Lila tersedak ludah sendiri. Heh? He says what? Babe? Apa-apaan sih Davin! Dua tahun sahabatan baru kali ini dia memanggil Lila ‘babe’. Kerasukan apa tuh cowok? Biasanya Lila pasti dipanggil blo’on, cebol, dan bantet! Huh! Pasti karena ada mami makanya sok-sokan romantis gitu.

“Tante tinggal, ya, Vin. Udah telat banget ini.”

Mendengar bunyi langkah beriringan yang menjauhi kamarnya membuat Lila sedikit lega. Pikirnya, Davin sedang mengantarkan mami sampai ke teras rumah. Lima menit kemudian barulah cewek itu membuka pintu. Melongokkan kepala lalu mengedarkan pandangan untuk membaca keadaan sekitar.

Oke. Aman! Buru-buru dia ngacir, lari kecil-kecil menuju tangga. Tapi ketika kaki kecilnya sampai di tengah-tengah anak tangga, tiba-tiba dia dipeluk dari belakang. Sepasang lengan kokoh melingkar erat di perutnya. Kakinya tidak lagi menapak lantai karena tubuh mungilnya diangkat. Lila tersentak hebat sampai lupa bernapas. Semenit berlalu dengan begitu kabur. Tahu-tahu punggungnya sudah menempel di pintu dengan tubuh Davin menghimpitnya.

Hell! What’s going on? Lila mencoba berpikir sekeras yang dia bisa. Tapi salahkan jaraknya yang terlalu dekat dengan Davin membuat dia bisa mencium aroma perpaduan citrus dan mint yang memabukkan. Memenjara akal sehatnya.

“La.”

Suara lirih Davin yang terdengar serak-serah basah di telinga Lila. Sejak kapan sih Davin punya suara seseksi ini. Apalagi cowok itu sedang memanggil namanya dengan begitu sensual. Wajah Lila sudah kebakaran. Bagian tubuhnya yang lain juga sama. Tangan besar Davin meraih dagunya. Mengangkat dagu itu sehingga wajah Lila mendongak dan bertatapan dengan mata elang Davin yang sendu.
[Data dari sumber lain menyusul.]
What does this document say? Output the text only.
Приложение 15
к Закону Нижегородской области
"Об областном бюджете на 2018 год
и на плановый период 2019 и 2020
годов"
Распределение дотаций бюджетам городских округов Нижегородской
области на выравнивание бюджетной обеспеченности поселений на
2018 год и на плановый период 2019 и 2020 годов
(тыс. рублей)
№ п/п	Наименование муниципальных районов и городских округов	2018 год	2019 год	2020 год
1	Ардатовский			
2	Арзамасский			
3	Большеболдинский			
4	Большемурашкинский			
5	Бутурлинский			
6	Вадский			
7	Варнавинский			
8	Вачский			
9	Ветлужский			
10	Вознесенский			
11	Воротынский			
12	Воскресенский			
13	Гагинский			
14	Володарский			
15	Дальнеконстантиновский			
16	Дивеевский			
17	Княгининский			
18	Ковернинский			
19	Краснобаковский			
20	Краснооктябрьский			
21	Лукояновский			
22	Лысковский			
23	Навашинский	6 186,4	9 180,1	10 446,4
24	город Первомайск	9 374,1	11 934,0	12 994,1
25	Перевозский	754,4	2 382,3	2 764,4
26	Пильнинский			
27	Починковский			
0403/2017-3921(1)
“Vin sorry banget ya, gue kesiangan.” Lila melihat raut kecewa Davin. Dia merasa kesalahannya kali ini tidak bisa ditebus hanya dengan meminta maaf. Sahabat macam apa dia yang tidur seperti orang mati sampai melupakan janjinya.

Tangan kekar Davin beralih bertengger di bahu Lila. Mengelusnya pelan sambil matanya masih menghujam lurus mata Lila. Lila mati gaya ditatapi seperti itu. Mata gue belekan ya? tanyanya dalam hati. Buru-buru Lila mengusap sudut-sudut matanya untuk menyingkirkan benda biadab yang semakin menurunkan nilai kecantikannya.

Davin menghentikan acara ‘bersih-bersih belek’ Lila dengan tangannya yang lain. Cowok itu semakin menundukkan wajahnya. Mempertipis jarak wajah mereka. Lila membeku karena merasakan napas Davin menggelitik pipinya.

“Vin?” Lila bergerak gelisah di bawah kungkungan Davin.

“Gue manusia, La. Gue sahabat lo dan gue cowok tulen.”

Lila menelengkan kepala sebelum bertanya, “terus?”. Dia bingung dengan kata-kata Davin. Pernah ya dia bilang Davin bukan manusia? Pernah dia nggak mengakui Davin sebagai sahabat? Terus, pernah dia ragu-ragu tentang orientasi seksual Davin? Dia bilang kalau Davin itu itu gay? atau panseksual? Pernah? Never, is the answer!

Lila tahu betul Davin punya ketertarikan seksual yang tinggi terhadap wanita berbemper besar. Cowok itu mengatakan dengan begitu lantang padanya. Menceritakan apapun padanya. Tanpa filter. Bahkan hal yang dianggap tabu sekalipun jadi halal jika sudah sampai di Davin. Termasuk kegiatan penyaluran kebutuhan seksualnya yang hampir setiap hari. Di dalam kamar mandi… di bawah guyuran air hangat… Mengingat ekspresi Davin saat menceritakan itu… uhhh membuat Lila tergidik.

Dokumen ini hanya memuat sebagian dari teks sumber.